Artık tüm vaktini sarayda geçiren Rasputin, kadınlara olan düşkünlüğünü hiçbir zaman dizginleyememiş, dini telkin bahanesiyle birçoğundan istifade etmişti. Kocalarının iyi bir makama gelmesini isteyen kadınların birçoğu da onun bu laubali davranışlarına bilerek göz yummuşlardı. Bu durum ister istemez dedikodulara neden olmuş, sarayda yaşanan ahlaksızlıklar dışarıya da yayılmış, Çarın itibarı yerle yeksan olmuştu. Hatta gazeteler dahi uygulanan sansüre rağmen bu konuyla ilgili imalarda bulunmuştu. Tüm bu olanlar karşısında saraya mensup subaylar Rasputin’den kurtulmanın tek bir yolu olduğunu düşündüler: Bir suikastla onu ortadan kaldırmak.

Rasputin’in sonu

  1. Dünya Harbi, Rasputin’in sonunu getiren savaş oldu. O, bu savaşa girilmesini istemiyordu. Ancak Çar’ın liderliğindeki Ruslar donanımsız orduları ile savaşa dâhil oldu. Bu büyük savaş Ruslar için bir felaket oldu adeta. 1916 yılına gelindiğinde hem açlık hem de düşman ile mücadele eden Rus askeri erkânın bir kısmı alınan yenilgilerin sorumlusu olarak Rasputin’i görüyor ve onu öldürmenin planlarını yapıyordu. Bu görev Prens Feliks Yusupov’a düşmüştü (İddiaya göre Rasputin, Yusupov’un eşine karşı laubali hareketlerde bulunmuştu).

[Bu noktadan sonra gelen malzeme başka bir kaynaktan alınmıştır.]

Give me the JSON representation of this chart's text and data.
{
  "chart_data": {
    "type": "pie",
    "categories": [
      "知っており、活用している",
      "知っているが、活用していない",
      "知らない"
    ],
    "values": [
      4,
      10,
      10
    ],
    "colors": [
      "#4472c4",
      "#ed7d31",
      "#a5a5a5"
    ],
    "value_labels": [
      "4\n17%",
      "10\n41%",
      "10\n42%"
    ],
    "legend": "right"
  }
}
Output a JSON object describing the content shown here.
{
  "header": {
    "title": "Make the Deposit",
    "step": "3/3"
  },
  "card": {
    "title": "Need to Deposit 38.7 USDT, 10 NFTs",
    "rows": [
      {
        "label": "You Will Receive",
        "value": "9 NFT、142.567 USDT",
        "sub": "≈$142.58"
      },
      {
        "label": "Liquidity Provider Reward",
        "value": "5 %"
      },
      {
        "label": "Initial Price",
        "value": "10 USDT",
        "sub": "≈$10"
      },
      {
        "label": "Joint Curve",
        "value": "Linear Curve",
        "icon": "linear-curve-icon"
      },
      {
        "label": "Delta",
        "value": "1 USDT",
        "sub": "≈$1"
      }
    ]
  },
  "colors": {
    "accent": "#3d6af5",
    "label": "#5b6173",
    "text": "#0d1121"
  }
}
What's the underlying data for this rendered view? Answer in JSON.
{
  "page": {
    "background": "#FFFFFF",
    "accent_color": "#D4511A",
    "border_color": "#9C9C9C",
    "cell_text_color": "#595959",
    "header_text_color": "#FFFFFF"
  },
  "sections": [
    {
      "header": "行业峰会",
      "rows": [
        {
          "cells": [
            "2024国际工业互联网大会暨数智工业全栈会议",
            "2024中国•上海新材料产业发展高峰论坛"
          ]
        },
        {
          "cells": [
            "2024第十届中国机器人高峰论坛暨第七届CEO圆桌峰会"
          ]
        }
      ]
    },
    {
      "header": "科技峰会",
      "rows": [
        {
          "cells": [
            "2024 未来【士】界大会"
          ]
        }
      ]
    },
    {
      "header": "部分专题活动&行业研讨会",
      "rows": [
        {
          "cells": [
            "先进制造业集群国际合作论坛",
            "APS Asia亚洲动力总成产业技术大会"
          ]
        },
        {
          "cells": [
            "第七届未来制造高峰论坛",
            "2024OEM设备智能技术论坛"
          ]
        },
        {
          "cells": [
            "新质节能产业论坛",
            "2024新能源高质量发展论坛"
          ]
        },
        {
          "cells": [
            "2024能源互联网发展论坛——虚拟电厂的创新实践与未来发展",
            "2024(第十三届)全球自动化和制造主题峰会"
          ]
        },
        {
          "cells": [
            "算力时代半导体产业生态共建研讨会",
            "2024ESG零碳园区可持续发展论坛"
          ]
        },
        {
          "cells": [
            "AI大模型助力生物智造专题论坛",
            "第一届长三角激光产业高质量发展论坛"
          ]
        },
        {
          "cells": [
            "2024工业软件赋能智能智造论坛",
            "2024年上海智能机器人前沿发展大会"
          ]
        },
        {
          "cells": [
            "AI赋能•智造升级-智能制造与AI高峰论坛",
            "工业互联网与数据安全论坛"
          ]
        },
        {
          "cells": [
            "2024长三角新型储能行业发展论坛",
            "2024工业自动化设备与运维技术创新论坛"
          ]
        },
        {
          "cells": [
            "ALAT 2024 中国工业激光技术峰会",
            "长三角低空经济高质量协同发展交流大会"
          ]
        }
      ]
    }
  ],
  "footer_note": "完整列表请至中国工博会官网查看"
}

Rasputin, 30 Aralık 1916 gecesi Prens Yusupov’un sarayına yemeğe davet edildi. Plana göre yemek masasında zehirlenerek öldürülecekti. Ancak Rasputin zehirli içki ve pastaları iştahla yemesine rağmen ölmedi, aksine ziyafetin keyfini çıkardı. Bunu gören Yusupov, onu kendi elleriyle öldürmeyi denedi. Prensin silahından çıkan mermiler Rasputin’e isabet etse de yine öldürmeye yetmedi. Bu sefer orada bulunanlar Rasputin’i yaralı halde sopalarla döverek bir çuvala koydu ve Neva Nehrine attı. Cesedi günler sonra bulundu. Yapılan otopside boğularak öldüğü anlaşıldı. Böylece Rusya sarayda devlet içinde devlet gibi hareket eden bir meczuptan zor da olsa kurtulmuş oldu.